After adjusting the hardcoded assertion thresholds in this test, a few tests with randomized solver still failed assert_allclose(X_whitened, X_whitened2, rtol=5e-4). Increasing n_oversamples from default 10 to 13 solved this without adjusting the assertion tolerance.

Again, previous comparison probably tailored to seed 0 dataset. I lowered the threshold a bit to pass for all seeds in 0-99 range. Also decided to do greater-than instead of approx equality, as the intent is to confirm varying variances.

The last assertion in this test makes sure that explained_variance_ is the same as the n_components largest eigenvalues of the covariance matrix of X.
For two values of global_random_seed (17 and 37) this failed with dataset random-data and solver randomized. Since the randomized SVD is an approximation, a little bit of seed-sensitivity is not suprising if we compare it to the exact spectrum of the covariance matrix.
Instead of adjusting the tolerance of the assertion, I slightly reduced the number of features for the random-data setting from 80 to 60.

Instead of directly using X in pytest.mark.parametrize, I use the factory function make_X to inject global_random_seed during dataset creation. This is done, because pytest only resolves fixtures within the test function, but not in the decorator.

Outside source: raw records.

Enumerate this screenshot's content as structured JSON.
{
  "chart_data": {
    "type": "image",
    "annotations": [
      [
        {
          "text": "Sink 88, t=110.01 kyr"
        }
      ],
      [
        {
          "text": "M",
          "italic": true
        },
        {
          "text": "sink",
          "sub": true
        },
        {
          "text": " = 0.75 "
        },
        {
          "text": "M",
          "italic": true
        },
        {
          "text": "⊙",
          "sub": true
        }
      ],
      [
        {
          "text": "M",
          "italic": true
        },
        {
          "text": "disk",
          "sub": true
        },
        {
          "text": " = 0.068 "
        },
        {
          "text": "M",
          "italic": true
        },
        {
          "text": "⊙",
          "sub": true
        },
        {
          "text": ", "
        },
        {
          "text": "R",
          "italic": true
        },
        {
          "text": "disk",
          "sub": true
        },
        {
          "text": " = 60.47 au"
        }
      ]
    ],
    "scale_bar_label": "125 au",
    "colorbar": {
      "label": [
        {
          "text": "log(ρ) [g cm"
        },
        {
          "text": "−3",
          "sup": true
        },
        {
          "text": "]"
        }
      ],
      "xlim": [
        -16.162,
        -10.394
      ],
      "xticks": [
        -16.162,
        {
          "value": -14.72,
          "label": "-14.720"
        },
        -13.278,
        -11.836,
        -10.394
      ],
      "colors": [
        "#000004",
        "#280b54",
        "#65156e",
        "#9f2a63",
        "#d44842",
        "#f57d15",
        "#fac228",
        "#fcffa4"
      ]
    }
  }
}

Assertion with strict rtol=5e-6 made the test highly seed-sensitive. Before changing the tolerance, 486 of 600 tests failed after including the global_random_seed fixture.
In my opinion, rtol=5e-5 still asserts good recovery of X, since we cannot expect perfect recovery even though the middle column of X has very low variance.

Only adding the global_random_seed fixture showed, that this test was seed-sensitive. Since the MLE cannot be expected to yield the "true" number of component for any dataset, this is not surprising.
Increasing the number of samples makes the test seed-insensitive in the 0-99 range.

Just including the global_random_seed fixture made the test highly seed sensitive, as for 24 out of 100 seeds, the test score was highest for the ("wrong") model with two components.
I believe the test is supposed to address the following point: A possible strategy to select an appropriate number of components is to compare the likelihood for held-out data, e.g. in a cross-validation scheme as illustrated in this example. However, we cannot expect the test-likelihood of the "true" model to be maximal for every (isolated) pair of train and test datasets, but only on average. So I changed the test to run 10 trials with different train-test pairs for each n_components and accumulate the test scores.
Too keep the test fast, I also reduced the sample size, as the original sample size of 200 required 15 trials to make the test seed-insensitive in the 0-99 range and with 50 samples only 10 trials are required.

The test was seed-sensitive for the given assertion tolerance when svd_solver="randomized" was used. Again, I think this can be expected when comparing the randomized solution to the exact solution.
Only comparing the first 10 components (instead of the first 30 components) mitigates this somewhat and the test becomes seed-insensitive in the 0-99 range.